There would, in my estimation, be many tears. Or at least that’s what I thought.
WARNING: THE REST OF THIS REVIEW CONTAINS SPOILERS FOR THE BOOK AND FILM.
The movie, just like the book, is about a teenager named Hazel, who is living with cancer. One day, she goes to cancer support group and meets the charming and handsome Augustus Waters, and slowly Hazel begins to fall for him. Hazel just hopes her “crap lungs” can keep on being lungs long enough for them to go on a trip to Amsterdam to meet her idol—the elusive (reclusive) American author of her favorite book: An Imperial Affliction.
One of the most charming parts of the book is Hazel’s voice.

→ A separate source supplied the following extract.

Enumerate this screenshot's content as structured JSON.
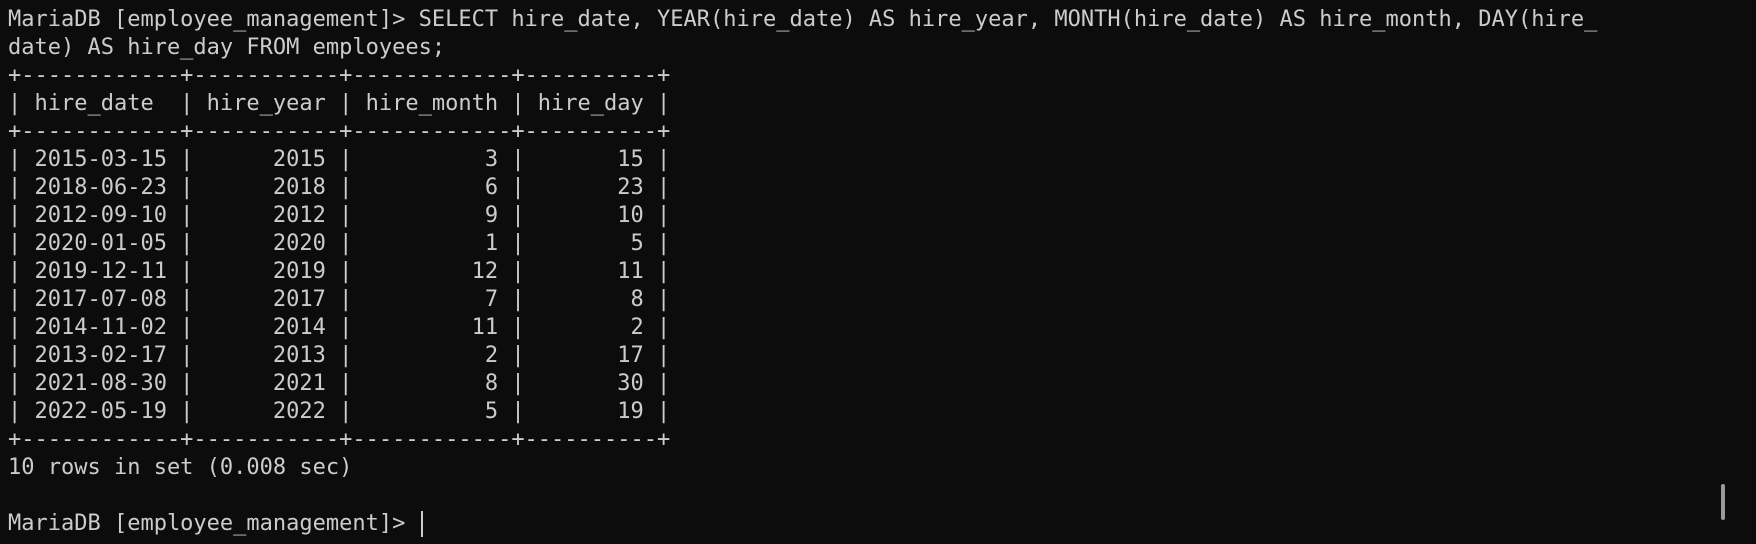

Hazel is a great narrator, and one of the best parts of the book was seeing and hearing events through her perspective. One thing the movie creators did right was keeping that voice, in the form of a voiceover narration. Having a narrator can be weird at times (try watching the filmic adaptation of Mrs. Dalloway without cringing), but when done right, they enhance the story, instead of distract from it (think (500) Days of Summer or HBO’s Band of Brothers). The narration in TFIOS is done by Shailene Woodley, who also plays Hazel, or Hazel Grace.
Woodley is almost surprisingly good in this movie. I can see why John Green heartily supported her casting. She’s incredibly talented, and her acting is what pulls the movie back to the ground whenever it starts to get too self-inflated. She just seems like a real, down-to-earth person.

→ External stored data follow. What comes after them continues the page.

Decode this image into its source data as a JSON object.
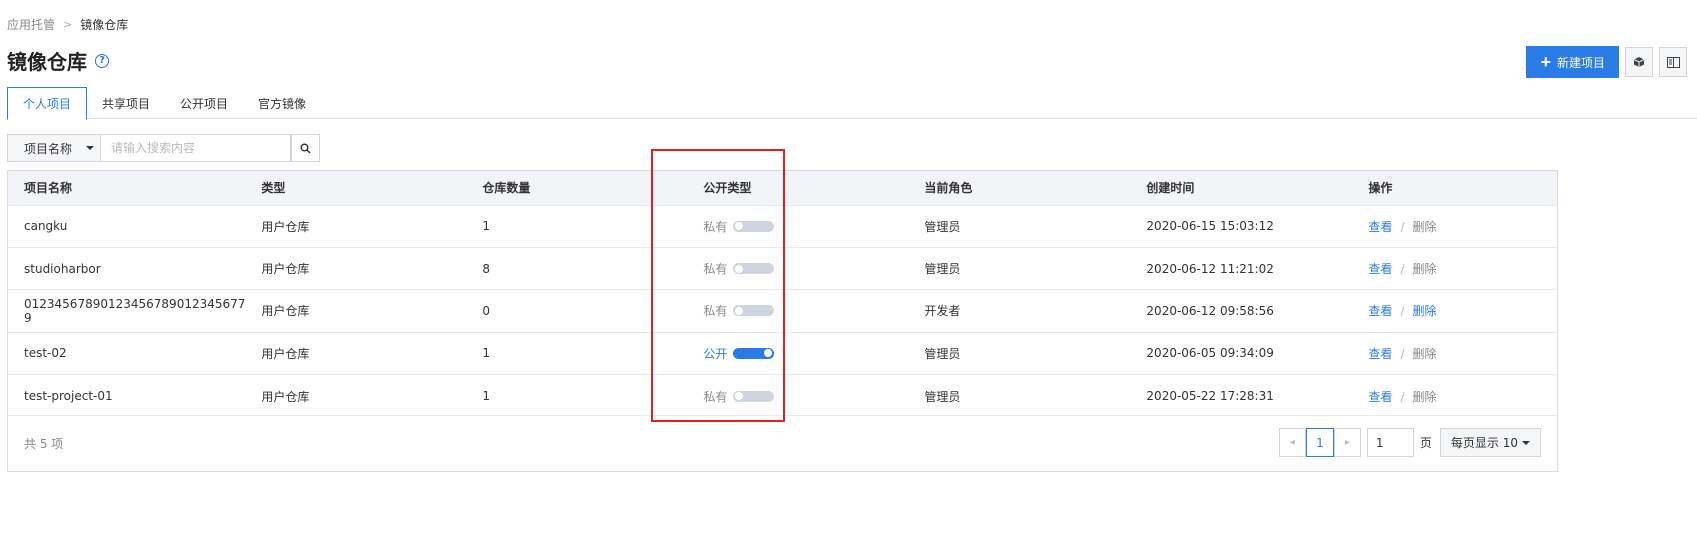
{
  "breadcrumb": {
    "parent": "应用托管",
    "separator": ">",
    "current": "镜像仓库"
  },
  "page": {
    "title": "镜像仓库",
    "help_icon": "question-circle-icon"
  },
  "toolbar": {
    "new_project_label": "新建项目",
    "icons": [
      "cube-icon",
      "book-icon"
    ]
  },
  "tabs": [
    {
      "label": "个人项目",
      "active": true
    },
    {
      "label": "共享项目",
      "active": false
    },
    {
      "label": "公开项目",
      "active": false
    },
    {
      "label": "官方镜像",
      "active": false
    }
  ],
  "search": {
    "field_select": "项目名称",
    "placeholder": "请输入搜索内容",
    "value": ""
  },
  "table": {
    "headers": [
      "项目名称",
      "类型",
      "仓库数量",
      "公开类型",
      "当前角色",
      "创建时间",
      "操作"
    ],
    "rows": [
      {
        "name": "cangku",
        "type": "用户仓库",
        "count": "1",
        "public_label": "私有",
        "public": false,
        "role": "管理员",
        "created": "2020-06-15 15:03:12",
        "view": "查看",
        "delete": "删除",
        "delete_enabled": false
      },
      {
        "name": "studioharbor",
        "type": "用户仓库",
        "count": "8",
        "public_label": "私有",
        "public": false,
        "role": "管理员",
        "created": "2020-06-12 11:21:02",
        "view": "查看",
        "delete": "删除",
        "delete_enabled": false
      },
      {
        "name": "01234567890123456789012345677 9",
        "type": "用户仓库",
        "count": "0",
        "public_label": "私有",
        "public": false,
        "role": "开发者",
        "created": "2020-06-12 09:58:56",
        "view": "查看",
        "delete": "删除",
        "delete_enabled": true
      },
      {
        "name": "test-02",
        "type": "用户仓库",
        "count": "1",
        "public_label": "公开",
        "public": true,
        "role": "管理员",
        "created": "2020-06-05 09:34:09",
        "view": "查看",
        "delete": "删除",
        "delete_enabled": false
      },
      {
        "name": "test-project-01",
        "type": "用户仓库",
        "count": "1",
        "public_label": "私有",
        "public": false,
        "role": "管理员",
        "created": "2020-05-22 17:28:31",
        "view": "查看",
        "delete": "删除",
        "delete_enabled": false
      }
    ],
    "op_separator": "/"
  },
  "footer": {
    "total": "共 5 项",
    "current_page": "1",
    "page_input": "1",
    "page_unit": "页",
    "page_size": "每页显示 10"
  },
  "colors": {
    "primary": "#2b7be6",
    "highlight": "#e02020"
  }
}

Another great acting surprise was Nat Wolff, who played Isaac, one of her friends from cancer kid support group. He played the role with just the right combination of humor and seriousness. I was really impressed. And can we talk about how much I love Laura Dern? She’s amazing.

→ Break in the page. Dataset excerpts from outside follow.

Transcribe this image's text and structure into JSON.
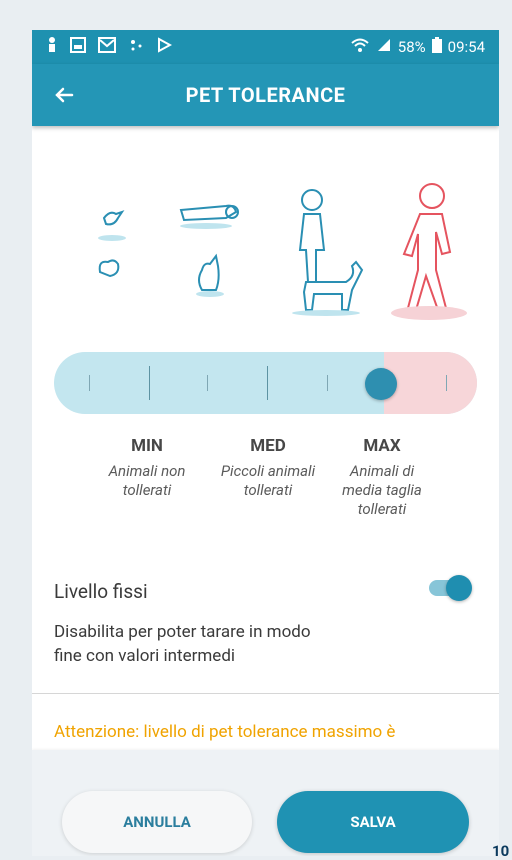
{
  "statusbar": {
    "battery_percent": "58%",
    "time": "09:54",
    "icons": [
      "person-icon",
      "gallery-icon",
      "mail-icon",
      "dots-icon",
      "play-icon",
      "wifi-icon",
      "signal-icon",
      "battery-icon"
    ]
  },
  "appbar": {
    "title": "PET TOLERANCE",
    "back_icon": "arrow-left-icon"
  },
  "illustrations": [
    "bird-and-small-pet-icon",
    "cat-and-lying-person-icon",
    "person-with-dog-icon",
    "walking-person-icon"
  ],
  "slider": {
    "selected_level": "MAX",
    "levels": [
      {
        "label": "MIN",
        "desc1": "Animali non",
        "desc2": "tollerati",
        "desc3": ""
      },
      {
        "label": "MED",
        "desc1": "Piccoli animali",
        "desc2": "tollerati",
        "desc3": ""
      },
      {
        "label": "MAX",
        "desc1": "Animali di",
        "desc2": "media taglia",
        "desc3": "tollerati"
      }
    ],
    "colors": {
      "track": "#c3e6ef",
      "danger": "#f7d6d9",
      "thumb": "#2e8fb0"
    }
  },
  "fixed_levels": {
    "label": "Livello fissi",
    "enabled": true,
    "desc_line1": "Disabilita per poter tarare in modo",
    "desc_line2": "fine con valori intermedi"
  },
  "warning": {
    "text": "Attenzione: livello di pet tolerance massimo è",
    "color": "#f0a300"
  },
  "footer": {
    "cancel_label": "ANNULLA",
    "save_label": "SALVA"
  },
  "page_number": "10"
}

I was not, however, all too impressed with Ansel Elgort’s portrayal of Augustus. He was somehow too charming. Where Woodley was grounded and offered a very emotional performance, Elgort seemed to just be too… happy all of the time. Like a somewhat smarmy puppy dog. Though I admit, he was somewhat limited in his options: the movie producers seemed to have glossed over some of the more emotional parts from the book—like Gus’s losing battle with cancer, or his back story about his dead ex-girlfriend— or maybe with the book it’s just easier to fill in the gaps with your imagination.
In any case, I was disappointed in Elgort, but very impressed with Woodley, Wolff, and Dern.
As far as book-to-film adaptations go, this one was pretty spot-on. Fans will likely miss some of the smaller details they left out of the book, but the film felt very true to the source material, if slightly watered down emotionally. I didn’t cry in the film, but I sobbed while reading the book. But then there was a teenage girl in the theater with me (there were only five people, including me, in the theater when I saw it) who was sobbing and seemed genuinely shocked with Gus actually died. If I were a few years younger, I would’ve eaten this movie up. I’m 25, for the record.
To sum up: if you’re a fan of the book, you’ll probably like the film. To be honest, I just don’t see it as having much staying power, but then how many teen romance movies do? (This is a serious question, I can’t think of any right now.)
The Fault in Our Stars stars Shailene Woodley, Ansel Elgort, Nat Wolff, Laura Dern, Sam Trammell, and Willem Dafoe. The film is rated PG-13 and is currently playing in theaters.